I have a web application where each incoming request is given a unique requestID so we can see all the logs for that particular 'request'. This isn't currently a field, but I could/probably should make it one.
I am looking for particular events where we log a problem. I want to pull the requestID for all of these events and show the entire 'request' for all of them. So far looking around it seems the 'map' command is the way to do this. What I haven't seen or figured out is how to do this for multiple requestIDs at once exactly.
index=foo REQUEST_TIME>2000 | rex field=_raw "^\[\((?<REQID>[^\)]*)" | map search="index=foo $REQID$"
That's the best I've come up with. The regex works because if I pass it to something else like stats count I can see the value with a count of 1.
index=foo REQUEST_TIME>2000 | rex field=_raw "^\[\((?<REQID>[^\)]*)" | stats count by REQID
So I am close I think. I'd like to make it work before I change the log output to make reqid a field.
The map command is useful, but it will run, I believe, sequential searches for each event given to it, with a default of 10.
I assume that the request Id will be generating more than one event in Splunk, so you're looking to pull together all the events for that id, where one or more of those events took more than 2000ms.
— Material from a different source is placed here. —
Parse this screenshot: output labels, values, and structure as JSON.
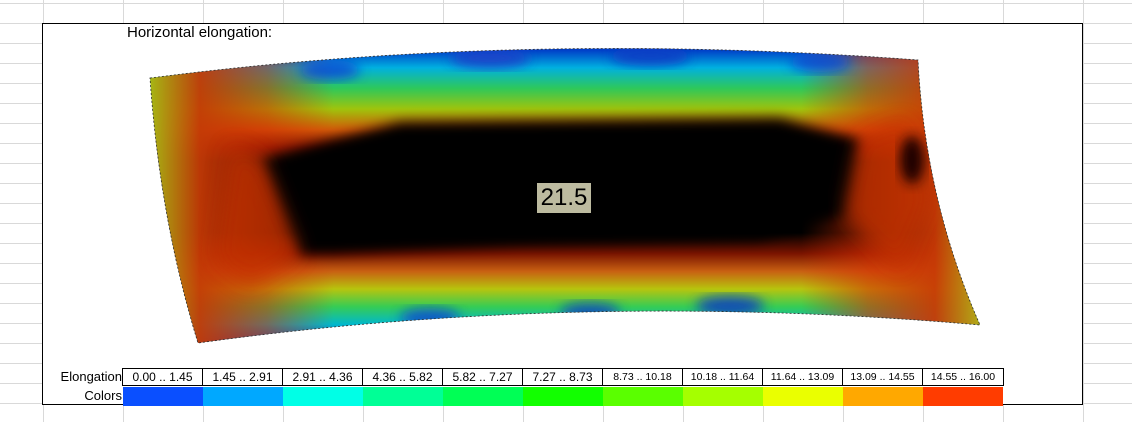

The transaction command is one alternative, but I would generally advise against that, for a number of resource related reasons.
An alternative is to do the outer search and then join a subsearch on the ids, but again you may come up with resource issues as the join has limitations. By putting the >2000ms search as the subsearch you can minimise the join size.
The other option is to use
index=foo
| rex field=_raw "^\[\((?<REQID>[^\)]*)" |
| stats values(_raw) as events max(REQUEST_TIME) as mrt by REQID
| where mrt>2000
| mvexpand events
....
then you will have all events for the problematic request ids. A lot will depend on data volume, performance and what data you then need from those events, but you can explore this.
Thank you, I will give it a try. These will be run manually on an ad-hoc basis so hopefully the performance won't be too big of an issue.